Single by Lecrae

from the album Church Clothes, Vol. 2
- Released: October 18, 2013
- Genre: Christian hip hop
- Label: Reach Records
- Songwriters: K. Erondu; L. Moore;
- Producer: K.E. on the Track

Lecrae singles chronology
| "Round of Applause" (2013) | "I'm Turnt" (2013) | "Nuthin'" (2014) |

= I'm Turnt =

"I'm Turnt" is a song performed by Christian hip hop artist Lecrae for his second mixtape Church Clothes 2 (2013). It was released on October 18, 2013, by Reach Records as the second single from the record.
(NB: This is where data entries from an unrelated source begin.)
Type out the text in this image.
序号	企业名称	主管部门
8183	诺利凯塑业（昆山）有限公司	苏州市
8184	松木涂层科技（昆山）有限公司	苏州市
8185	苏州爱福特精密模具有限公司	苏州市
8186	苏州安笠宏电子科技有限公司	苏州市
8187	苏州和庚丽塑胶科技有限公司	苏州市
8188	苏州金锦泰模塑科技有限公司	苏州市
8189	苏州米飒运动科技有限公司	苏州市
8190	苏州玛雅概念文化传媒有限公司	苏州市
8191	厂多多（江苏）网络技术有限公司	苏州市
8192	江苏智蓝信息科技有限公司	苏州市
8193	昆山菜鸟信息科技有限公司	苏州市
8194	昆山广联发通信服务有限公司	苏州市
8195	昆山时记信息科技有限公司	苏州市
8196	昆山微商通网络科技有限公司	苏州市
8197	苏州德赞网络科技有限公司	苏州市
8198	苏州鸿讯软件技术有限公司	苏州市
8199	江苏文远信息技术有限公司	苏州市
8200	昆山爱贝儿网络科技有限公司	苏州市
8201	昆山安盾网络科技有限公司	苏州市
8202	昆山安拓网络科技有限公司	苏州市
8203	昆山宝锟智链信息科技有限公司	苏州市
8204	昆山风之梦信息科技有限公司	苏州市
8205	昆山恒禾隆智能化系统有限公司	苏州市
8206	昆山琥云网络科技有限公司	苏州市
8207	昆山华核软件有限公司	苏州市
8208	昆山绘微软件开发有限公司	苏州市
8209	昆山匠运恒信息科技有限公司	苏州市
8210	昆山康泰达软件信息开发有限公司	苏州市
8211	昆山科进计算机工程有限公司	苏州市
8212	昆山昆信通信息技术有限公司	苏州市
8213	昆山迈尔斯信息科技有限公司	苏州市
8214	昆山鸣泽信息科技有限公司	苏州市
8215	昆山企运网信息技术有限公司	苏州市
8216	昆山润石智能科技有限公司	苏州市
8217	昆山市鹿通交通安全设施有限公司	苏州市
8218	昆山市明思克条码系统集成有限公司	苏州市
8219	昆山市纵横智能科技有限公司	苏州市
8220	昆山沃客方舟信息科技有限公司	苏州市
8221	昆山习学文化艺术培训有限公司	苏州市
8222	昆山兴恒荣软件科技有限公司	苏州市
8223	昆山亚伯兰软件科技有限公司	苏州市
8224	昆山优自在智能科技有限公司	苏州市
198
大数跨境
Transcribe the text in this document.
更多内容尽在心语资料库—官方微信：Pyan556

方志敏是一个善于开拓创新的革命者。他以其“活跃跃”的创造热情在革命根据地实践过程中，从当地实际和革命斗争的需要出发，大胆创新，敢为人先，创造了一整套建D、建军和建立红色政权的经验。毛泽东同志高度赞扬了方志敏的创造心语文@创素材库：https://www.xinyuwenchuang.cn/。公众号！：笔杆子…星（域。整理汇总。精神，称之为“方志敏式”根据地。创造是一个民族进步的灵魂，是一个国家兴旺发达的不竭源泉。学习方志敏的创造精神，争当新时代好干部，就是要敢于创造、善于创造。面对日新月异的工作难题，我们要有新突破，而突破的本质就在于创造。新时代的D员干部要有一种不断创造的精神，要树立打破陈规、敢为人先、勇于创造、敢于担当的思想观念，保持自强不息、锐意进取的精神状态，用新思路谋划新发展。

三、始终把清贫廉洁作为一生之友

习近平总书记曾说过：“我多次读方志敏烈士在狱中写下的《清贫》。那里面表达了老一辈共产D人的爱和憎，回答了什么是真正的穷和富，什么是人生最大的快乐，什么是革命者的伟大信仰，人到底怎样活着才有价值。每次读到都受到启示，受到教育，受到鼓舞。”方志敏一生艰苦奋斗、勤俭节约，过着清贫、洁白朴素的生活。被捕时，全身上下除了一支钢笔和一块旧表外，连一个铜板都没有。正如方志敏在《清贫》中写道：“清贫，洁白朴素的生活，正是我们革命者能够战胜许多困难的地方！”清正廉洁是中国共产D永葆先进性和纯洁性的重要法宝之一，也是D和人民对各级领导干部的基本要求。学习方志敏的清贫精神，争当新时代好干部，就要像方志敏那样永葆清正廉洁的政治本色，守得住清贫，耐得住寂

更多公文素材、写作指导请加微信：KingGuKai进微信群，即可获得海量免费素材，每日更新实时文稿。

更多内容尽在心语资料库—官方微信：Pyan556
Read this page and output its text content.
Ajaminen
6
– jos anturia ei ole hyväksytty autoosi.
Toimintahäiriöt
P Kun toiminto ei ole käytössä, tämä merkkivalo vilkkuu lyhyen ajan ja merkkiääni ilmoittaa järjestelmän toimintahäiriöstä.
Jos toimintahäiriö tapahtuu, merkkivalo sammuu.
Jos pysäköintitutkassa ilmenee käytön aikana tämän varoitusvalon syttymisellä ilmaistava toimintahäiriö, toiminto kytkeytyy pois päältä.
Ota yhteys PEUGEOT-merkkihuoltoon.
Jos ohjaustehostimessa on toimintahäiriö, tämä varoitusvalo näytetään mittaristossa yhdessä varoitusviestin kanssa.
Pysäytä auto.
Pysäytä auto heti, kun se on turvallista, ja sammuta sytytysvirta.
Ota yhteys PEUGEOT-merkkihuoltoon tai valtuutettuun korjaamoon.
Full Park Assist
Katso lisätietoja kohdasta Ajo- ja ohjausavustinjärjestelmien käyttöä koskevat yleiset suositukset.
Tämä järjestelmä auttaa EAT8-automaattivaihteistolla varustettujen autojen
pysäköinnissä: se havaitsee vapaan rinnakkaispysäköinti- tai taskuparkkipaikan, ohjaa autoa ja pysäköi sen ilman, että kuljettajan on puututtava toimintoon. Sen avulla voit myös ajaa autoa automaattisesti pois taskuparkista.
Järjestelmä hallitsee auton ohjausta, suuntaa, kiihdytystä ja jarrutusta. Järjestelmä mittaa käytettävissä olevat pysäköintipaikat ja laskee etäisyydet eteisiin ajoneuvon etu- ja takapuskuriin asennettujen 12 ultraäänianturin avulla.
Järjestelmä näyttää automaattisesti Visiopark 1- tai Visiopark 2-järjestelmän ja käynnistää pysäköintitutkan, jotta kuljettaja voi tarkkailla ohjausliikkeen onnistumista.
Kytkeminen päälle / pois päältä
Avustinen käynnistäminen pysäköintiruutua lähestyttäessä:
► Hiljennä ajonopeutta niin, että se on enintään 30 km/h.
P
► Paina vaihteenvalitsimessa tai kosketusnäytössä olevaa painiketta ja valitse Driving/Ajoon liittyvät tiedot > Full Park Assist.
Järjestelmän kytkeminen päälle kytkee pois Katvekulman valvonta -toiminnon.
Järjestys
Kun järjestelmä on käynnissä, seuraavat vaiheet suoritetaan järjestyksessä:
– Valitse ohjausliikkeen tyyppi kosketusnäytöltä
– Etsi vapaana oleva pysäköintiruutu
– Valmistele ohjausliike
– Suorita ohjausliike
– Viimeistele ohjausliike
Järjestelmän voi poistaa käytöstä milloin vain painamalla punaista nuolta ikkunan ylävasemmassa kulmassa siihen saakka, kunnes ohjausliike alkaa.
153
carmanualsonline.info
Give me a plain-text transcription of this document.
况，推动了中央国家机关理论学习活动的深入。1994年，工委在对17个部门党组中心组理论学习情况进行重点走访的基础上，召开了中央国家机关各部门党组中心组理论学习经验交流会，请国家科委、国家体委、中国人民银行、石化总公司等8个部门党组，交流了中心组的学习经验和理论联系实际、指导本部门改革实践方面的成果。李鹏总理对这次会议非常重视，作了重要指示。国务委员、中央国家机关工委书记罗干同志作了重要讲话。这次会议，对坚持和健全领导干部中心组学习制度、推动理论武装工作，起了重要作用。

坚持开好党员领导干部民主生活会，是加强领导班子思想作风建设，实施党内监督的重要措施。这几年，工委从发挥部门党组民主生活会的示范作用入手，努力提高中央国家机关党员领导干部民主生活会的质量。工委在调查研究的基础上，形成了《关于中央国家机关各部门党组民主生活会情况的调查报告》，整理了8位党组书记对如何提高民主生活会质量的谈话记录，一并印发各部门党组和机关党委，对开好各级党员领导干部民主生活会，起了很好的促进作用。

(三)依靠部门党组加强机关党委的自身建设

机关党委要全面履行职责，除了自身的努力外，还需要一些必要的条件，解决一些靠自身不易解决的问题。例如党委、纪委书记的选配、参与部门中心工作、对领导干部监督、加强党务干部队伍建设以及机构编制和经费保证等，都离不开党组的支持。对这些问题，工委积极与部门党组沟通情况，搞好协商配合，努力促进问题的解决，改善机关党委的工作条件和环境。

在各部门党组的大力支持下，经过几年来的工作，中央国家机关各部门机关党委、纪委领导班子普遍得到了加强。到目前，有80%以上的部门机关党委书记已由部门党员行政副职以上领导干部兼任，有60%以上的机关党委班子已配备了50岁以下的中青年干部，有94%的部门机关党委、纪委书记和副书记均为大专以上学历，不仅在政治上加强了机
An accompanying music video was released on December 17, 2013.

==Lyrics and style==
The song contains a "smooth, snappy, contagious backdrop". Lyrically, Lecrae speaks about "the ways of the club, staying true to himself while having some fun."

==Reception==
Jake Rohn from BET wrote: "Lecrae nods again to Lamar (and the shifting consciousness of the mainstream) on the K.E. on the Track-produced, 'I'm Turnt,' satirically flipping a club-friendly sound to create an anti-Molly anthem." In its review of the whole mixtape, HipHopDX wrote: "At worst, songs like 'I’m Turnt' come off just as stylistically unimaginative as anything on the radio or BET. But they’ll earn points for offering substance—even if it occasionally appears in the form of clichés, such as talk of 'being high on the spirit, bro.' " In October 2013, Lecrae performed the song BET's 106 & Park.

===Charts===

| Chart (2013) | Peak position |
|---|---|
| US Christian Digital Songs | 6 |
| US Christian Streaming Songs | 13 |
| US Hot Christian Songs | 19 |

==Music video==
Filming of the music video took place in November 2013 in Atlanta, Georgia. The video, directed by Steven C Pitts and edited by Kyle Dettman, was released on December 17, 2013. It depicts Lecrae "attending a house party, only it’s turnt up by his faith in the Lord." Jesse James of StupidDope described the video as "a fitting set of visuals".